Mas a questão da migração é um tópico diário de discussão entre porta-vozes do governo, altos funcionários e o próprio Trump. Ataques em massa se repetem, pessoas são deportadas sem o devido processo legal, a matrícula de estrangeiros em universidades é restrita e os requisitos de visto são mais rigorosos.
E esse caso é paradigmático para Trump: ele se vê frente a frente com uma das principais figuras da oposição, Gavin Newsom, governador de um reduto democrata, a Califórnia, e com uma questão em que o presidente dos EUA quer opor "lei e ordem" ao "caos", à "incompetência" e à "insurreição".
Na manhã desta segunda-feira, nos EUA, Trump delineou para onde quer levar a conversa: "Tomamos uma ótima decisão ao enviar a Guarda Nacional para enfrentar os violentos distúrbios na Califórnia. Se não tivéssemos feito isso, Los Angeles teria sido completamente devastada". Ou seja, Los Angeles ainda existe graças à decisão autoritária de Trump.
Foi assim que a Casa Branca se expressou em um comunicado na segunda-feira: “Lunáticos radicais de esquerda estão tomando as ruas de Los Angeles, atacando policiais, atirando projéteis em viaturas policiais, queimando veículos e fechando rodovias porque o governo Trump está deportando imigrantes ilegais criminosos e violentos.
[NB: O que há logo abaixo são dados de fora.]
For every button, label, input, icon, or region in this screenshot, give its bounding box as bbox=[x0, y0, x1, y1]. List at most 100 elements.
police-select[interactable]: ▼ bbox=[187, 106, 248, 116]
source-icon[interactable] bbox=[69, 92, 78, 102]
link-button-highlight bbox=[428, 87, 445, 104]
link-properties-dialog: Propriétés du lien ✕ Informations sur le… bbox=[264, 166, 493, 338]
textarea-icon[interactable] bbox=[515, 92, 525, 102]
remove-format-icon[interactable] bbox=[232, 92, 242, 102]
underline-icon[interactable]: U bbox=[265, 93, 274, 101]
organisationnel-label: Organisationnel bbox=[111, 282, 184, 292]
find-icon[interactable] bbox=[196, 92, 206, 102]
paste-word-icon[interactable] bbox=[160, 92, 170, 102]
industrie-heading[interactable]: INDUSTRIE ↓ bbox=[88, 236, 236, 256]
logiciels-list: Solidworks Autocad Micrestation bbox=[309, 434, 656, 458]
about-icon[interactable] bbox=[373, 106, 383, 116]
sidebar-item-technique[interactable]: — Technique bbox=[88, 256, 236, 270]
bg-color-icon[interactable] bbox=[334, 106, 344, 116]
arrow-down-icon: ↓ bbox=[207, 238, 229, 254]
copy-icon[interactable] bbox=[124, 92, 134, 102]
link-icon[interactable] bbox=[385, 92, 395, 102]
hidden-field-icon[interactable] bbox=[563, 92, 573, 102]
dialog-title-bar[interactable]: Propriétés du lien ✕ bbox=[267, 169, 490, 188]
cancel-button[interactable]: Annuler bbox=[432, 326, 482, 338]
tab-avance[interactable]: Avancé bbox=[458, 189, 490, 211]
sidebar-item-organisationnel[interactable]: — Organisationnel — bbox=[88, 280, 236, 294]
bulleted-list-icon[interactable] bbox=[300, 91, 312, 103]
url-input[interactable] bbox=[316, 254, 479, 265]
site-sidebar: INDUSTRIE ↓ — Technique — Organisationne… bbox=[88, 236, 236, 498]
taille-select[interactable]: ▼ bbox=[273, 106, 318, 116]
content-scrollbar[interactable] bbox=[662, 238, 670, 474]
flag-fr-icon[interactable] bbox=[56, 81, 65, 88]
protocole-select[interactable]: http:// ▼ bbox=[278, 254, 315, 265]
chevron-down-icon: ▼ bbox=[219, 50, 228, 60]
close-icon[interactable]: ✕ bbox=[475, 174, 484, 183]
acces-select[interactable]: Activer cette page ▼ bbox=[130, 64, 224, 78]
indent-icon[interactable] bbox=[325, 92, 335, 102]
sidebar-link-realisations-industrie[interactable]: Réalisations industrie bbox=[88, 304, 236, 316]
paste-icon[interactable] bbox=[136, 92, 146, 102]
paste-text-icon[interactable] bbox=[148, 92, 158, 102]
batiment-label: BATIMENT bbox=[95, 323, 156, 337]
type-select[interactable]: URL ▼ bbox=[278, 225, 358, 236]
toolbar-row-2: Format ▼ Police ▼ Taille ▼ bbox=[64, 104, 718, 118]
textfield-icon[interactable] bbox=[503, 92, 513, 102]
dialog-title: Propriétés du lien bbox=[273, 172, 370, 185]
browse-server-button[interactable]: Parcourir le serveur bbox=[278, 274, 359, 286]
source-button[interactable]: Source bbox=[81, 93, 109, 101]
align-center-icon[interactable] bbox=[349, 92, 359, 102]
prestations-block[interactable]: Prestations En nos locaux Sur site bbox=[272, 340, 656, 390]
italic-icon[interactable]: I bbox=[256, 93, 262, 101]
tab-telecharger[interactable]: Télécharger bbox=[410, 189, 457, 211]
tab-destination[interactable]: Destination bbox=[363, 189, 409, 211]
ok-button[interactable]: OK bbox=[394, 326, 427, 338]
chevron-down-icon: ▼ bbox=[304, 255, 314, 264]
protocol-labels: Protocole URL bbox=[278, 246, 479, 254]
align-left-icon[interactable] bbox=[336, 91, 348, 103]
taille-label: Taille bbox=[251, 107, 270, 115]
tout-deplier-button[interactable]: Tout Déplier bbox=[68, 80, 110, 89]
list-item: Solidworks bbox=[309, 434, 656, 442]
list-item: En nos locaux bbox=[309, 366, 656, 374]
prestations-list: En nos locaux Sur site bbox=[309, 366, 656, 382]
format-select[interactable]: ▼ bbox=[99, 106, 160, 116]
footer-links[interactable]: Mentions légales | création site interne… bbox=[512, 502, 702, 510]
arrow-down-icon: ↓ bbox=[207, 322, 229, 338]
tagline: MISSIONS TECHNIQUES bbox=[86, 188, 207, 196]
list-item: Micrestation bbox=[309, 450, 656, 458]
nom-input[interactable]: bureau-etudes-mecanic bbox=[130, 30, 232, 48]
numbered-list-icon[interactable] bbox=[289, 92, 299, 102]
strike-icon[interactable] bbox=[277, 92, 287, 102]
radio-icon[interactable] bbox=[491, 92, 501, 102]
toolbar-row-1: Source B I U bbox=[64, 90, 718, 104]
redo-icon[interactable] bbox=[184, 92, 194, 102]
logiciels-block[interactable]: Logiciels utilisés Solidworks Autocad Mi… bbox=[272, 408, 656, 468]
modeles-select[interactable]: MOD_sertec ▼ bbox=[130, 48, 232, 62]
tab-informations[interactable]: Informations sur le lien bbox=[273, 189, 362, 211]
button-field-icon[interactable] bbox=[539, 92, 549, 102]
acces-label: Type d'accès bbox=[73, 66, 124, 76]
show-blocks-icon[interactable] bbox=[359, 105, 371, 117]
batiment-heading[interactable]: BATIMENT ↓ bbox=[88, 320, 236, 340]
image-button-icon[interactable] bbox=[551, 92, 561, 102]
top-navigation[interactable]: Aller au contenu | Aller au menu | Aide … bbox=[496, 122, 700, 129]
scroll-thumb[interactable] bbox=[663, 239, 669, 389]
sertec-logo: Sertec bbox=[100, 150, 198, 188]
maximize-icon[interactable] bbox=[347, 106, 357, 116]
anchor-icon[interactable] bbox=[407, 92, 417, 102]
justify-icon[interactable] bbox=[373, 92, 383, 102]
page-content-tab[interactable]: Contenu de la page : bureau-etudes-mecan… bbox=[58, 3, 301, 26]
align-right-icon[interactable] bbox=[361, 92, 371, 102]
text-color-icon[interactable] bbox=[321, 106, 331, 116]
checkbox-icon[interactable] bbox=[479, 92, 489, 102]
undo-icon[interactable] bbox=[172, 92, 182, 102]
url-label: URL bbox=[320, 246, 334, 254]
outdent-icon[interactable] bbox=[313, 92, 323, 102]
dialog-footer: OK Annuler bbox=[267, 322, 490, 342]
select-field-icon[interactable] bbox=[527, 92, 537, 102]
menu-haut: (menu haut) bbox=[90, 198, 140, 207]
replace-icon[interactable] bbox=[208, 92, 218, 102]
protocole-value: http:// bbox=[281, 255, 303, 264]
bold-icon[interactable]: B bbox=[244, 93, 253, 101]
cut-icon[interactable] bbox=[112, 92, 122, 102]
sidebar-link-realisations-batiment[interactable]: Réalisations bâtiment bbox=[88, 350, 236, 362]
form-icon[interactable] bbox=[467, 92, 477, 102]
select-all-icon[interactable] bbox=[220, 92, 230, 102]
Democratas como Gavin Newsom e Karen Bass deveriam agradecer ao presidente Trump por se manifestar e liderar onde falharam, e por livrar suas ruas de assassinos, estupradores e membros de gangues criminosas de imigrantes ilegais”.
E enquanto Trump revida na mídia e nas redes sociais, o estado da Califórnia está apresentando uma queixa contra o governo federal por abuso de autoridade com o envio da Guarda Nacional. "Não levamos a sério o abuso de autoridade do presidente [dos EUA] e o envio ilegal de tropas da Guarda Nacional da Califórnia", disse o procurador-geral da Califórnia, Rob Bonta.
No centro da ofensiva de Trump contra um reduto democrata está o esboço da agenda política para as eleições de meio de mandato de novembro de 2026, que também inclui estados como a Califórnia.
Ao longo do caminho, enquanto isso, a polícia atira deliberadamente em jornalistas que voam ao vivo de Los Angeles para cobrir os protestos. Que ecossistema Trump está criando para permitir que esses ataques ocorram em plena luz do dia? E o que pode acontecer quando não há câmeras ou testemunhas?